Der russische Präsident Wladimir Putin erklärte am Donnerstag, dass das Budgetdefizit des Landes keine kritischen Risiken bergen, obwohl es in den ersten sieben Monaten des Jahres auf 2,8% des Bruttoinlandsprodukts gestiegen ist, was einer Steigerung von 40% gegenüber dem Vorjahr entspricht. Bei einem Wirtschaftsforum in Wladiwostok führte Putin das Steuerbarkeit des Defizits auf die relativ niedrigen Schuldenniveaus Russlands im Vergleich zu anderen Volkswirtschaften zurück.
Die vom Defizitverbreitung geschilderten Faktoren beruhen auf den erhöhten öffentlichen Ausgaben im vierten Jahr des Krieges in der Ukraine, was zu einer verstärkten Kreditaufnahme und höheren Steuern im Jahr 2023 geführt hat, um die Militäroperationen zu finanzieren.

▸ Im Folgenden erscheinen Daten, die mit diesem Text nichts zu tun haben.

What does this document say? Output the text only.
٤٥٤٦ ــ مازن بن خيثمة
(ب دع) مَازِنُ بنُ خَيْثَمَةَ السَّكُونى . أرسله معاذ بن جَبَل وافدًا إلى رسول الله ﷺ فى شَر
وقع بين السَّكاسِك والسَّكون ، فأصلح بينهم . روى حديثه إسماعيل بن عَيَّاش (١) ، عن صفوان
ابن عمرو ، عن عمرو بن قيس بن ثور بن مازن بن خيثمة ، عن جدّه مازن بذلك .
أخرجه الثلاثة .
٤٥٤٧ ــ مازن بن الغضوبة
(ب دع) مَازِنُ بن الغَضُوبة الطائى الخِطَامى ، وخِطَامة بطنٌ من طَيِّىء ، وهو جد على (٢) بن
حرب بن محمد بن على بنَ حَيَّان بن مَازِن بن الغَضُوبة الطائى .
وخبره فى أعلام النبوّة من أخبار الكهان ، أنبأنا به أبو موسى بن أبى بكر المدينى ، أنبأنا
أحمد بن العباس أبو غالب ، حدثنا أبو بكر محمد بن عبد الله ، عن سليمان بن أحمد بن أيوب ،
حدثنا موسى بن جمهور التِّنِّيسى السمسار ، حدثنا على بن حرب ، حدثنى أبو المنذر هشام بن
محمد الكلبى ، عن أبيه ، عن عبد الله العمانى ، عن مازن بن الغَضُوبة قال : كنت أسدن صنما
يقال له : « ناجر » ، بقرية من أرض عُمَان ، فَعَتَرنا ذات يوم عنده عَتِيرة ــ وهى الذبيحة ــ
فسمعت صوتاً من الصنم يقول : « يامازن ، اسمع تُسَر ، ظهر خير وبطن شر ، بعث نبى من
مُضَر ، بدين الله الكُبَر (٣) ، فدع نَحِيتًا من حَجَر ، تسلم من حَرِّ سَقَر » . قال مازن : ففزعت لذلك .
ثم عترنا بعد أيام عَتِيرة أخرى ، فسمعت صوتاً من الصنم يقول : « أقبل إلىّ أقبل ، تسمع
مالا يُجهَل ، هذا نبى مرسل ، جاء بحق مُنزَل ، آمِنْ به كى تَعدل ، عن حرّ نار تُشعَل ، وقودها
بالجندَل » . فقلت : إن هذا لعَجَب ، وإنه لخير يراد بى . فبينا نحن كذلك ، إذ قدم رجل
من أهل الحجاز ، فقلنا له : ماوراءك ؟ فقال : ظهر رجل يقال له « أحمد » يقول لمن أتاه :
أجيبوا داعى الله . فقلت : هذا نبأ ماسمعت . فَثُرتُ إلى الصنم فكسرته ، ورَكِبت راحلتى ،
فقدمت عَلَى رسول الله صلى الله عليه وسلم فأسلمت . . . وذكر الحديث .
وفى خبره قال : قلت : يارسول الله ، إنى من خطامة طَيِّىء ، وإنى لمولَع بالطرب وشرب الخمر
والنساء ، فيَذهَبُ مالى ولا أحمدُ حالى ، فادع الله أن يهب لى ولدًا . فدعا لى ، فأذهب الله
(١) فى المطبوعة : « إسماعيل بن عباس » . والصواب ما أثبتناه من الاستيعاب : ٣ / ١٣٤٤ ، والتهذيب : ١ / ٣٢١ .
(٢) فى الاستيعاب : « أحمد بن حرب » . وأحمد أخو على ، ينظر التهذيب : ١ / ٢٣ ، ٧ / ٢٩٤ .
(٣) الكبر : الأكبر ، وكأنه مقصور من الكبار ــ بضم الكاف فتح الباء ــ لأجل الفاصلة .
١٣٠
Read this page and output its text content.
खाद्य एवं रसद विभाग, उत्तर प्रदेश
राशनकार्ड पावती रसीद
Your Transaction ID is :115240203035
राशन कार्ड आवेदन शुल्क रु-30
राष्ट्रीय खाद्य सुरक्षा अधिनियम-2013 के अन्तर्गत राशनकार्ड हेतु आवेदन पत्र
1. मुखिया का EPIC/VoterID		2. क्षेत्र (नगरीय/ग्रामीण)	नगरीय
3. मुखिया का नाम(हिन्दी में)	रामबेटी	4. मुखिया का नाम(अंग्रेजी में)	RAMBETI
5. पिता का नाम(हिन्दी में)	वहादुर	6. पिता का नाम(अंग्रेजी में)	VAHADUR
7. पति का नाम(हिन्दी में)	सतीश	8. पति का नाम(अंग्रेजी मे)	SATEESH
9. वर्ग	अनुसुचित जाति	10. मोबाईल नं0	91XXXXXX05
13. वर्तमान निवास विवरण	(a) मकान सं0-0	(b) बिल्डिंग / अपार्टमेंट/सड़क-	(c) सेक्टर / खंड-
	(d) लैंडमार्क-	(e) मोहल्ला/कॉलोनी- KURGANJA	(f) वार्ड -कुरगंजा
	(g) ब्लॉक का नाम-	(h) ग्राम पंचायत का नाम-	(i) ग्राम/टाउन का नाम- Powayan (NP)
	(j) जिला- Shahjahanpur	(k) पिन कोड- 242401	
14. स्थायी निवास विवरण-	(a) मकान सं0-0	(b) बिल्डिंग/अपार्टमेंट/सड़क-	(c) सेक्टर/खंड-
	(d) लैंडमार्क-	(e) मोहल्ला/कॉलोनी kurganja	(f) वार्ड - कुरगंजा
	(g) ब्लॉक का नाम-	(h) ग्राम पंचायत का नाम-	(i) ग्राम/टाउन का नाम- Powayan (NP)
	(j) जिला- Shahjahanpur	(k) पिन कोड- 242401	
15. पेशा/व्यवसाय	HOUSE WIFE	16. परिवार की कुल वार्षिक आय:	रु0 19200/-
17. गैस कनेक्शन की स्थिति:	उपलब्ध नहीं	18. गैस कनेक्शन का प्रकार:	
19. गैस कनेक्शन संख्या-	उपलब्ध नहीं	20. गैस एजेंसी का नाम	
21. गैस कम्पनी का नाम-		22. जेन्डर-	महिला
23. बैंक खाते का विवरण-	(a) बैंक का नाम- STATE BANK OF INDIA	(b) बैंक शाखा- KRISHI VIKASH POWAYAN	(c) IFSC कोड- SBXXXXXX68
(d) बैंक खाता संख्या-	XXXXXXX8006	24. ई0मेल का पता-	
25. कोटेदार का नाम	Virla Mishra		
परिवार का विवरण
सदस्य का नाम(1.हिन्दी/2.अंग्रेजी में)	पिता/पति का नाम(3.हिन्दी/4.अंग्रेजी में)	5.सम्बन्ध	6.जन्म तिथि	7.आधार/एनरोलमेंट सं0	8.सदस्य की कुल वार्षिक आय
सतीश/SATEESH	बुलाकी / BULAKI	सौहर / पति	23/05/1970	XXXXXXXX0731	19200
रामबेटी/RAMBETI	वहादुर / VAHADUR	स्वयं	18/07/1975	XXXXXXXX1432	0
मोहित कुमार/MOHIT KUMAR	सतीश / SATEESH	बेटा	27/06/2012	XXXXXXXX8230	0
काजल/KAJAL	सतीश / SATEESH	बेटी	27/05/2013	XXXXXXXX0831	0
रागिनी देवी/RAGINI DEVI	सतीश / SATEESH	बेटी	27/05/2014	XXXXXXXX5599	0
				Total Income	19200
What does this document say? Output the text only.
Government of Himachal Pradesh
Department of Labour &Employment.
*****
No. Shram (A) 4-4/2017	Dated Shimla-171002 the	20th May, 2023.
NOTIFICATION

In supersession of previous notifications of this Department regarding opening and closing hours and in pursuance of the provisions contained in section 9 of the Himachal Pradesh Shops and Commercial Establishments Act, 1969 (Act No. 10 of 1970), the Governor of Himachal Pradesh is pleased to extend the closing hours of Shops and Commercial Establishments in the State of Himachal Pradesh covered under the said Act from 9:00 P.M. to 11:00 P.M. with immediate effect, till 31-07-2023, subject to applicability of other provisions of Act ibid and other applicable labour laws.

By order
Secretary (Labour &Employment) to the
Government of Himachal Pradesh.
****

Die Analysten stellen fest, dass das Defizit zwar den offiziellen Jahresziel von 1,6 % des Bruttoinlandsprodukts (BIP) übersteigt, aber Putin betonte, dass die aktuelle Geldpolitik nicht zu restriktiv sei und dass die Wirtschaft einer Überkühlung im besten Falle entgehen sollte.
Putin betonte auch die Anstrengungen der Regierung, Unternehmen durch verschiedene Kreditprogramme zu unterstützen, obwohl der Leitzins der Zentralbank bei 14 % bleibt. Unternehmensgruppen fordern die Verringerung des Zinses auf unter 12 %, was auf Befürchtungen über die Wirtschaftswachstumseinflation zurückzuführen ist. Die Zentralbank wird am 11. September ihre Politik überprüfen, und Analysten rechnen in der Mehrheit mit keinem Veränderungsbedarf angesichts der zunehmenden Inflationsrisiken.
Die wirtschaftlichen Belastungen wurden verschärft durch ukrainische Drohnenangriffe auf die kritische Infrastruktur, einschliesslich Ölraffinerien und Warenlagern von Online-Händlern wie Wildberries und Ozon. Diese Angriffe haben die Lieferungen von Kraftstoff gestört, die Inflation erhöht und kleine Unternehmen einen Schaden zugefügt, was die fiskalischen und monetären Stellen weiter zu einer Ausgewogenheit zwischen Wachstum und Stabilität zwingt.